WASHINGTON — Ramping up wind power in America would also dial up the nation’s temperatures, a new study from Harvard found.

While wind energy is widely celebrated as environmentally friendly, the researchers concluded that a dramatic, all-out expansion in the number of turbines could warm the country even more than climate change from burning coal and other fossil fuels, because of the way the spinning blades disturb the layers of warm and cold air in the atmosphere.

Some parts of the central United States are already seeing nights that are up to 2 degrees Fahrenheit (1.1 degrees Celsius) warmer because of nearby wind farms, said study lead author Lee Miller, an environmental scientist at Harvard.

“Any big energy system has an environmental impact,” said Harvard engineering and physics professor David Keith, a study co-author. “There is no free lunch. You do wind on a scale big enough … it’ll change things.”

The researchers and other scientists stressed that climate change from greenhouse gas emissions is clearly a far bigger threat globally and over the long term than turbine-caused warming, which is temporary and stops when the blades aren’t turning.

Kavanaugh says he ‘might have been too emotional’ at hearing

WASHINGTON — Supreme Court nominee Brett Kavanaugh acknowledged Thursday he “might have been too emotional” when testifying about sexual misconduct allegations as he made a bid to win over wavering GOP senators on the eve of a crucial vote to advance his confirmation.

The 53-year-old judge said in an op-ed that he knows his “tone was sharp, and I said a few things I should not have said” during testimony last week to the Judiciary Committee.
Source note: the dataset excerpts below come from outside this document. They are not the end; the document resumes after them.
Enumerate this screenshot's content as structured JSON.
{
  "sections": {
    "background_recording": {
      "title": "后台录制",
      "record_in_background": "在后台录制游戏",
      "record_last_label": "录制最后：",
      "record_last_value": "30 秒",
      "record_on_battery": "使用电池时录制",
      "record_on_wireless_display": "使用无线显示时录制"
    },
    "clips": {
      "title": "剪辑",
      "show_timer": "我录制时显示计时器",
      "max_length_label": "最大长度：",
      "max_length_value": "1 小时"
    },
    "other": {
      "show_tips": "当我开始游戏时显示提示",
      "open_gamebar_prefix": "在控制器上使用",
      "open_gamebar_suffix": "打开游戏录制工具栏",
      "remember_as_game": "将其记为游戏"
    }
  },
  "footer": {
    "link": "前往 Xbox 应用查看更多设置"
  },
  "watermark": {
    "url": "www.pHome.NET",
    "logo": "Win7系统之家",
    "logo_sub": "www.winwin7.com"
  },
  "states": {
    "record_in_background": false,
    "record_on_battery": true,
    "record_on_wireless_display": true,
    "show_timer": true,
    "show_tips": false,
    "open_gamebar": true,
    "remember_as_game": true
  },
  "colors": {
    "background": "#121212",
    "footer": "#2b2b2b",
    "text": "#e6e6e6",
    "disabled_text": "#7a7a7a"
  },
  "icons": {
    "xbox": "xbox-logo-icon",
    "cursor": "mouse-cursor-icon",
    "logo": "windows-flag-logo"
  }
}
He forcefully denied the allegations.

“Going forward, you can count on me to be the same kind of judge and person I have been for my entire 28-year legal career: hardworking, even-keeled, open-minded, independent and dedicated to the Constitution and the public good,” he wrote in The Wall Street Journal.

Kavanaugh’s column appeared aimed at winning over the three GOP senators who remain undecided. He got an additional boost late Thursday from President Donald Trump, who praised his nominee’s “incredible intellect” and scoffed at detractors during a campaign rally in Minnesota.

Trump said the protesters and “their rage-fueled resistance is starting to backfire at a level nobody has ever seen before.” He was referring to polling that shows some improvement for Republicans heading into the midterm election.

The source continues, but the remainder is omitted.